OpenAI ha rimosso la lista d’attesa per GPT-3 e ora gli sviluppatori nei Paesi supportati (tra cui l’Italia) possono iscriversi per richiedere l’accesso e iniziare a sperimentare con la API.

L’API di OpenAI fornisce l’accesso a GPT-3, che esegue una grande varietà di task di linguaggio naturale.

OpenAI ha posto in atto una serie di difese per un deployment più sicuro, e questo ha consentito di aprire a più ampio spettro l’API. Che è poi stata ulteriormente migliorata.

Tra i miglioramenti alla API introdotti nell’ultimo anno – ha sottolineato OpenAI – ci sono i modelli Instruct Series che aderiscono meglio alle istruzioni umane, endpoint specializzati per una risposta più puntuale alle domande e un filtro del contenuto gratuito per aiutare gli sviluppatori a mitigare gli abusi.

Il lavoro svolto permette anche di rivedere le applicazioni prima che vadano in produzione, monitorare l’uso improprio, supportare gli sviluppatori mentre i loro prodotti crescono e comprendere meglio gli effetti di questa tecnologia.

OpenAI

Tra gli altri cambiamenti ci sono un Playground migliorato, che rende facile prototipare con i modelli, una libreria di esempi per aiutare gli sviluppatori a effettuare i primi passi, e Codex, un nuovo modello che traduce il linguaggio naturale in codice.

Decine di migliaia di sviluppatori stanno già traendo vantaggio da potenti modelli di intelligenza artificiale attraverso la piattaforma OpenAI.

Aprendo l’accesso a questi modelli tramite un’API facile da usare, ancora più sviluppatori avranno la possibilità di trovare modi creativi per applicare l’intelligenza artificiale a un gran numero di applicazioni utili e problemi aperti.

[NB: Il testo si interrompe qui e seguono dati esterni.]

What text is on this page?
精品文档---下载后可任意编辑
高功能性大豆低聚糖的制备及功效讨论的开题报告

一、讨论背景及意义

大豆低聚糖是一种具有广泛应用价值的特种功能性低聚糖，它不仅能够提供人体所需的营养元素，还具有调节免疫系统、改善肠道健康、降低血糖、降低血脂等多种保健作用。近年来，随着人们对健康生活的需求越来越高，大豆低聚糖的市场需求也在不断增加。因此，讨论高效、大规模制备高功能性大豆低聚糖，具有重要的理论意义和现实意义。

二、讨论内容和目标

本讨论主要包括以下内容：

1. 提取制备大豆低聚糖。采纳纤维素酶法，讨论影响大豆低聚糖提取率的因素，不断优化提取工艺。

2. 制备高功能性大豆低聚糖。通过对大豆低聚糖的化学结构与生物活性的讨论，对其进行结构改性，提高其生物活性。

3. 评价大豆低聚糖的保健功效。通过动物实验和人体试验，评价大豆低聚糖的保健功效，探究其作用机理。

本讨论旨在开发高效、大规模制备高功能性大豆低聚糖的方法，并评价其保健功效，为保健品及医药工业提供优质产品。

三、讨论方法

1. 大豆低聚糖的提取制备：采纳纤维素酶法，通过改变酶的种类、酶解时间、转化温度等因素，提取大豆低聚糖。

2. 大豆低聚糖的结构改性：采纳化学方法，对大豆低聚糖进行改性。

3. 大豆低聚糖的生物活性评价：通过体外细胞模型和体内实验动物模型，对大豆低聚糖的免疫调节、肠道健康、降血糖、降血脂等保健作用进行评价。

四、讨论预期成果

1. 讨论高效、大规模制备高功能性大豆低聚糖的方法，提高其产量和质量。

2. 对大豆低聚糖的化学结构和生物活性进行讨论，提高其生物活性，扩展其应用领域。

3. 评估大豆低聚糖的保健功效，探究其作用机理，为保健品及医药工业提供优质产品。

Per garantire che le applicazioni supportate dall’API siano costruite in modo responsabile, OpenAI fornisce strumenti e aiuta gli sviluppatori a utilizzare le best practice in modo che possano portare le loro applicazioni in produzione in modo rapido e sicuro.

OpenAI, nel frattempo, continua il lavoro per far evolvere i suoi sistemi e per migliorare le capacità delle protezioni, così come per semplificare il processo per gli sviluppatori, raffinando le linee guida sull’uso e abilitando un numero ancora maggiore di casi d’uso, nel tempo.